David and Gwen Bormann met in a creamery in 1971. Like aged cheese, the flavor of their love has gotten better over time.

To mark their 50th wedding anniversary Feb. 12, the couple and all 12 of their children, who are also married, planned to renew their vows simultaneously at St. Columbkille Church in Dubuque during a Mass.

“None of this could have been possible without God in our lives,” reflected Gwen, now 69. “I can’t tell you how many times I’ve prayed to the Virgin Mary to intercede and ask Jesus to help us with our family and honestly, it works. And it will for anybody.”

At age 19, Gwen was a self-described “hippy” from Texas, who had lived in multiple states growing up due to her father’s job. She came rolling into the small town of Preston, Iowa, on a motorcycle with her friend.

The outspoken teenager was living in Dixon, Illinois, at the time, and traveled the distance of more than 60 miles because her associate was dating someone in Preston and wanted company. That’s where she first encountered David, 23, a quiet young man who had grown up on a nearby farm.

“It was early in the morning,” recalled Gwen. “I had to use the restroom. The only place open was the creamery where my husband worked. I asked him if I could come in and use the bathroom. When I came out, he asked me out.”

David remembers being drawn immediately to his future bride, who he thought was a bit of a “rebel.”

“Girls didn’t ride motorcycles back then,” he reflected. “She said, ‘Would you stand guard outside the bathroom?’ She was the most honest, sincere person I ever met. As a matter of fact, on our first date, I told her, ‘I’m going to marry you someday.'”

Gwen was attracted to David’s solid nature and his deep Catholic faith. Raised Baptist, she decided to join the Catholic Church to give “more stability” to their future family. Over time, however, she came to appreciate the teachings of the Church on her own terms and became an active member.

“I believed in God (when we got married), but I didn’t believe in everything that I heard,” she said. “After we started having children, that’s when you realize the love of God. That’s when you can touch it and hold it and just know it with the kids. They really are miracles.”

After marrying at the church in Dixon, the couple moved to Preston. Their 12 children — five girls and seven boys — were baptized at St. Joseph Church in Preston. Work at the creamery was a big part of the Bormanns’ life together.

“She worked the night shift,” said David, who became a plant manager. “I worked the day shift. I made cheese for 40 years.”

 

The family later moved to Fredericksburg, Iowa, more than 100 miles away, when the cheese-making company’s owners moved the production facility. The Bormanns worked hard but didn’t worry about the finances of having many children.

“I wanted 10 kids and (David) wanted two kids, so we compromised and had 12,” joked Gwen. “We accepted that they were gifts from God and they really are. On Sunday, we went to church and on Wednesday, we went to religion class because that was the glue that held us together.”

She added, “It does take a community to raise a family and we had our church community and we had our community in Preston and Fredericksburg.”

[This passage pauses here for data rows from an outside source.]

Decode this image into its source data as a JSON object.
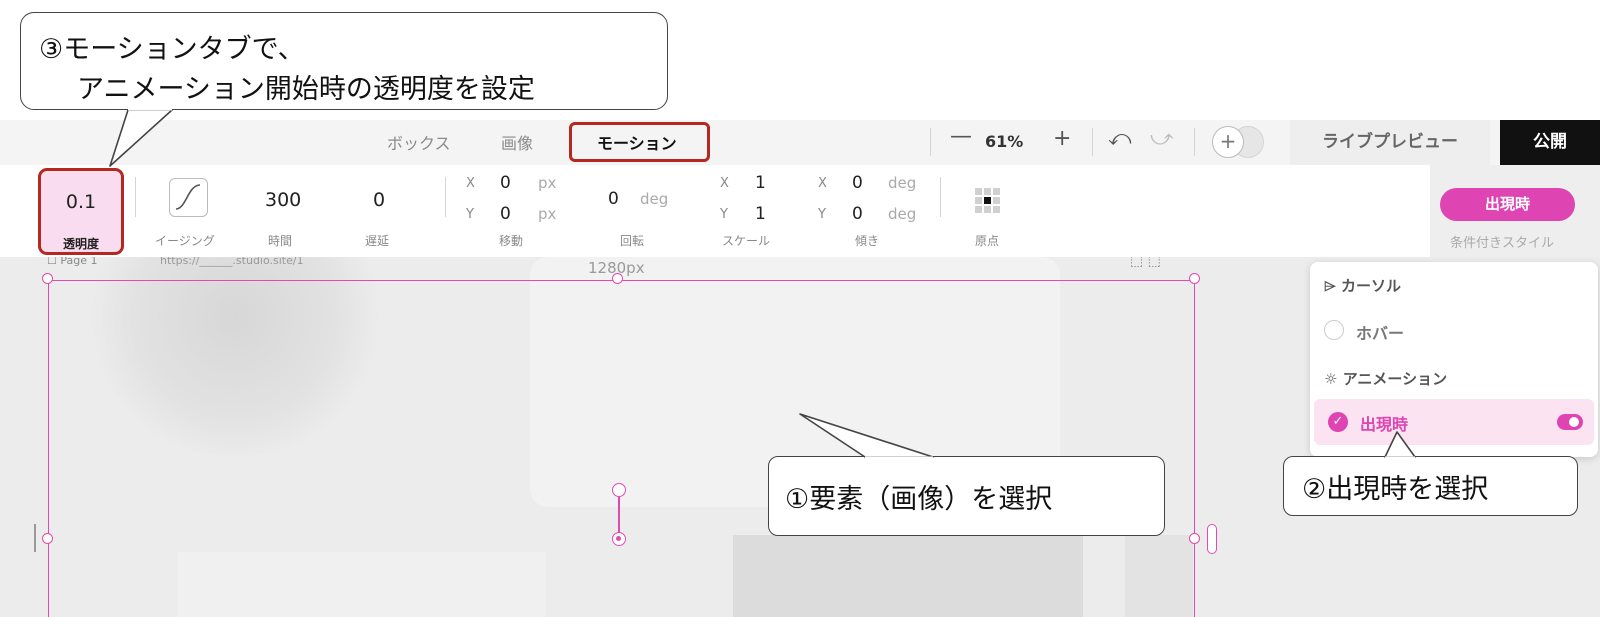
{
  "annotations": {
    "step3_line1": "③モーションタブで、",
    "step3_line2": "アニメーション開始時の透明度を設定",
    "step1": "①要素（画像）を選択",
    "step2": "②出現時を選択"
  },
  "toolbar": {
    "tabs": [
      {
        "label": "ボックス",
        "active": false
      },
      {
        "label": "画像",
        "active": false
      },
      {
        "label": "モーション",
        "active": true
      }
    ],
    "zoom_out_symbol": "—",
    "zoom_level": "61%",
    "zoom_in_symbol": "+",
    "undo_symbol": "⤺",
    "redo_symbol": "⤻",
    "add_symbol": "+",
    "live_preview": "ライブプレビュー",
    "publish": "公開"
  },
  "motion": {
    "opacity": {
      "value": "0.1",
      "label": "透明度"
    },
    "easing": {
      "label": "イージング"
    },
    "duration": {
      "value": "300",
      "label": "時間"
    },
    "delay": {
      "value": "0",
      "label": "遅延"
    },
    "move": {
      "x_axis": "X",
      "x": "0",
      "x_unit": "px",
      "y_axis": "Y",
      "y": "0",
      "y_unit": "px",
      "label": "移動"
    },
    "rotate": {
      "value": "0",
      "unit": "deg",
      "label": "回転"
    },
    "scale": {
      "x_axis": "X",
      "x": "1",
      "y_axis": "Y",
      "y": "1",
      "label": "スケール"
    },
    "skew": {
      "x_axis": "X",
      "x": "0",
      "x_unit": "deg",
      "y_axis": "Y",
      "y": "0",
      "y_unit": "deg",
      "label": "傾き"
    },
    "origin": {
      "label": "原点"
    }
  },
  "condition": {
    "button": "出現時",
    "sub_label": "条件付きスタイル"
  },
  "dropdown": {
    "cursor_section": "カーソル",
    "hover": "ホバー",
    "animation_section": "アニメーション",
    "appear": "出現時"
  },
  "canvas": {
    "page_tab": "☐ Page 1",
    "url": "https://______.studio.site/1",
    "width_label": "1280px"
  },
  "colors": {
    "accent": "#de44b2",
    "annotation_red": "#b5281f",
    "publish_bg": "#111111"
  }
}
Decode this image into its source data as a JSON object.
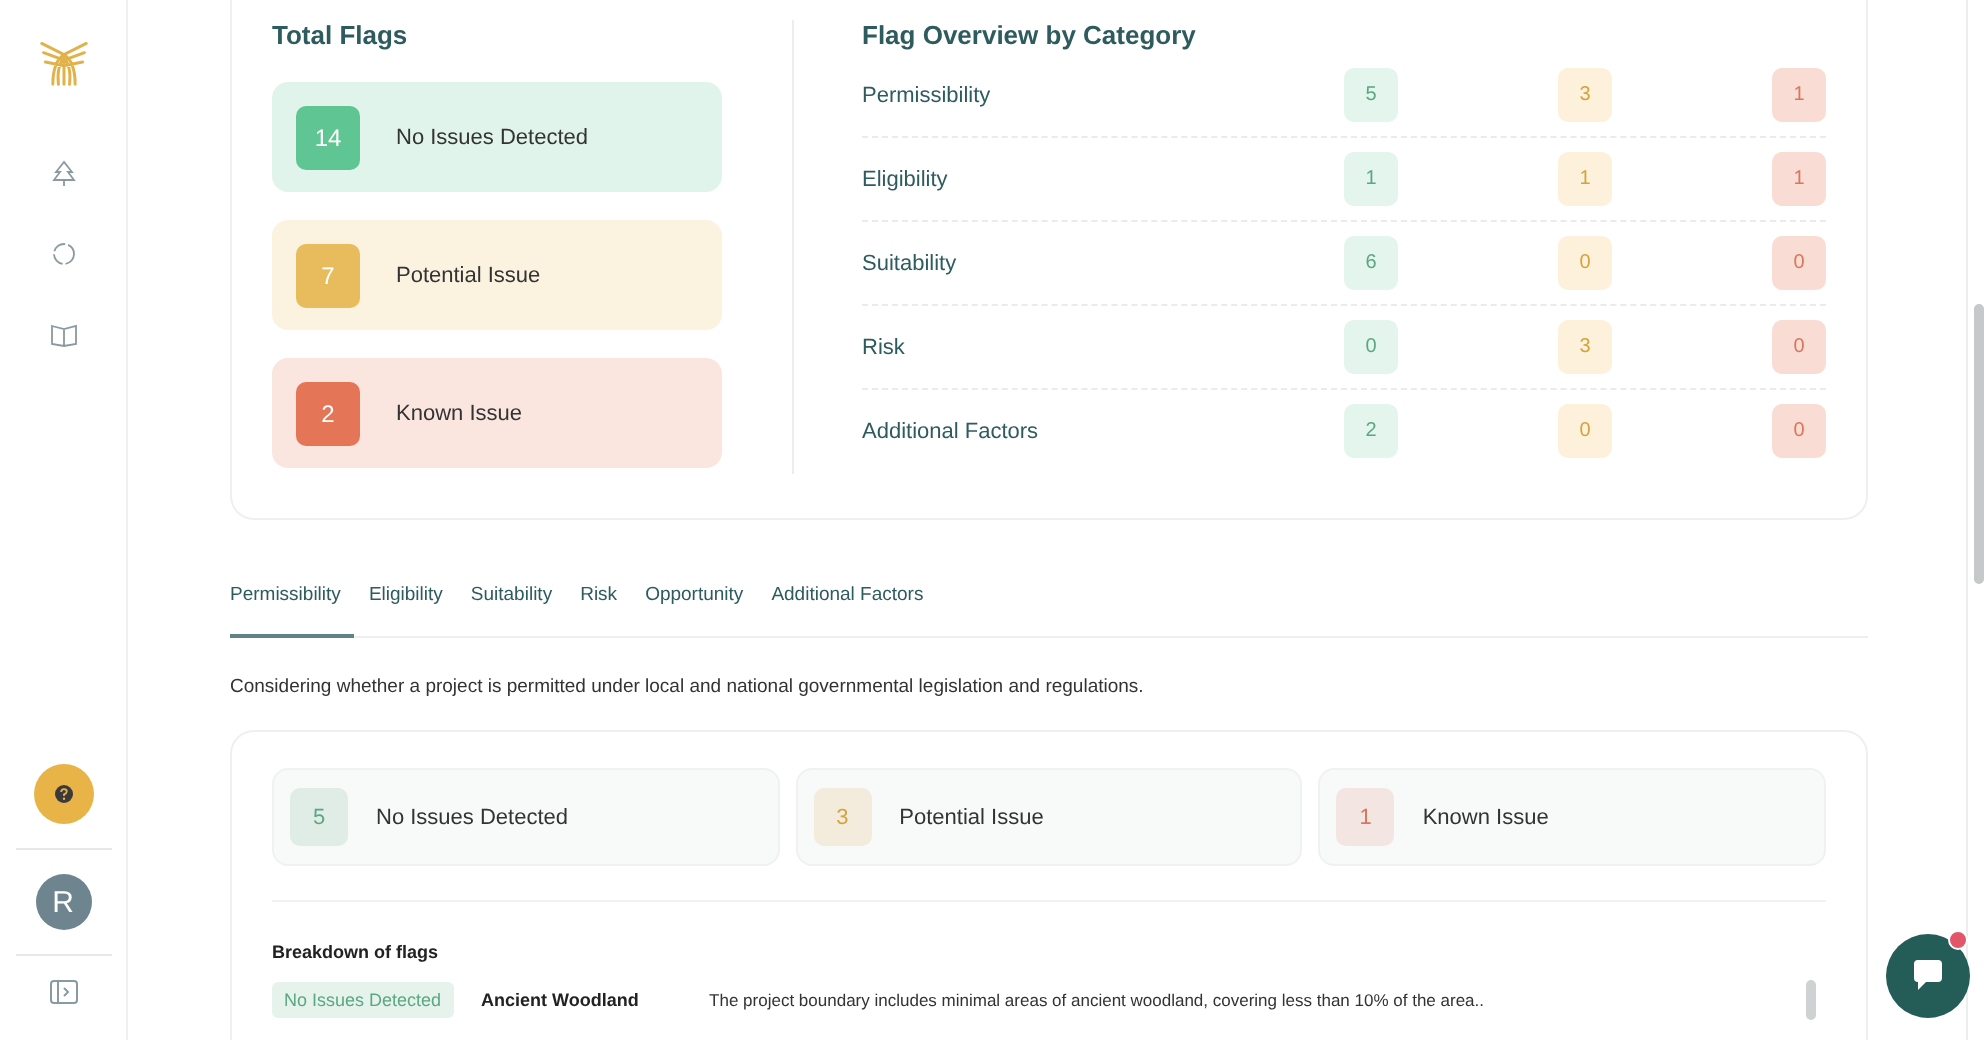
{
  "sidebar": {
    "nav": [
      {
        "kind": "tree"
      },
      {
        "kind": "cycle"
      },
      {
        "kind": "book"
      }
    ],
    "help": {
      "kind": "help"
    },
    "avatar": {
      "initial": "R"
    }
  },
  "total_flags": {
    "title": "Total Flags",
    "items": [
      {
        "color": "#5fc693",
        "count": "14",
        "label": "No Issues Detected"
      },
      {
        "color": "#e8bb5c",
        "count": "7",
        "label": "Potential Issue"
      },
      {
        "color": "#e57557",
        "count": "2",
        "label": "Known Issue"
      }
    ]
  },
  "overview": {
    "title": "Flag Overview by Category",
    "rows": [
      {
        "category": "Permissibility",
        "ok": "5",
        "warn": "3",
        "bad": "1"
      },
      {
        "category": "Eligibility",
        "ok": "1",
        "warn": "1",
        "bad": "1"
      },
      {
        "category": "Suitability",
        "ok": "6",
        "warn": "0",
        "bad": "0"
      },
      {
        "category": "Risk",
        "ok": "0",
        "warn": "3",
        "bad": "0"
      },
      {
        "category": "Additional Factors",
        "ok": "2",
        "warn": "0",
        "bad": "0"
      }
    ]
  },
  "tabs": [
    {
      "label": "Permissibility",
      "selected": true
    },
    {
      "label": "Eligibility",
      "selected": false
    },
    {
      "label": "Suitability",
      "selected": false
    },
    {
      "label": "Risk",
      "selected": false
    },
    {
      "label": "Opportunity",
      "selected": false
    },
    {
      "label": "Additional Factors",
      "selected": false
    }
  ],
  "description": "Considering whether a project is permitted under local and national governmental legislation and regulations.",
  "summary": [
    {
      "color": "#5aa882",
      "count": "5",
      "label": "No Issues Detected"
    },
    {
      "color": "#d4a33b",
      "count": "3",
      "label": "Potential Issue"
    },
    {
      "color": "#d9765c",
      "count": "1",
      "label": "Known Issue"
    }
  ],
  "breakdown": {
    "title": "Breakdown of flags",
    "rows": [
      {
        "color": "#5aa882",
        "status": "No Issues Detected",
        "name": "Ancient Woodland",
        "detail": "The project boundary includes minimal areas of ancient woodland, covering less than 10% of the area.."
      }
    ]
  },
  "chat": {
    "unread": true
  }
}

The Bormann children have a variety of careers. Some went into education, others into health care or business. They range in age from 32 to 49. Combined, the family was marking 216 years of marriage.

“Our parents always modeled for us what it means to pray, love and laugh your way through life,” said son Phillip Bormann, chief administrator of Holy Family Catholic Schools in Dubuque.

“We have been blessed to witness what a relationship founded in Christ looks and feels like and never questioned the love shared between them or that was shared with others,” he said.

Gwen and David moved to Dubuque in retirement to be closer to some of their children. They also enjoy spending time with their 28 grandchildren.

“Renewing our vows as a family only strengthens the bond between us and most importantly, it demonstrates for our children what we hope for their future,” said Phillip Bormann. “It is our turn to show them what love is all about, just as our parents did for us.”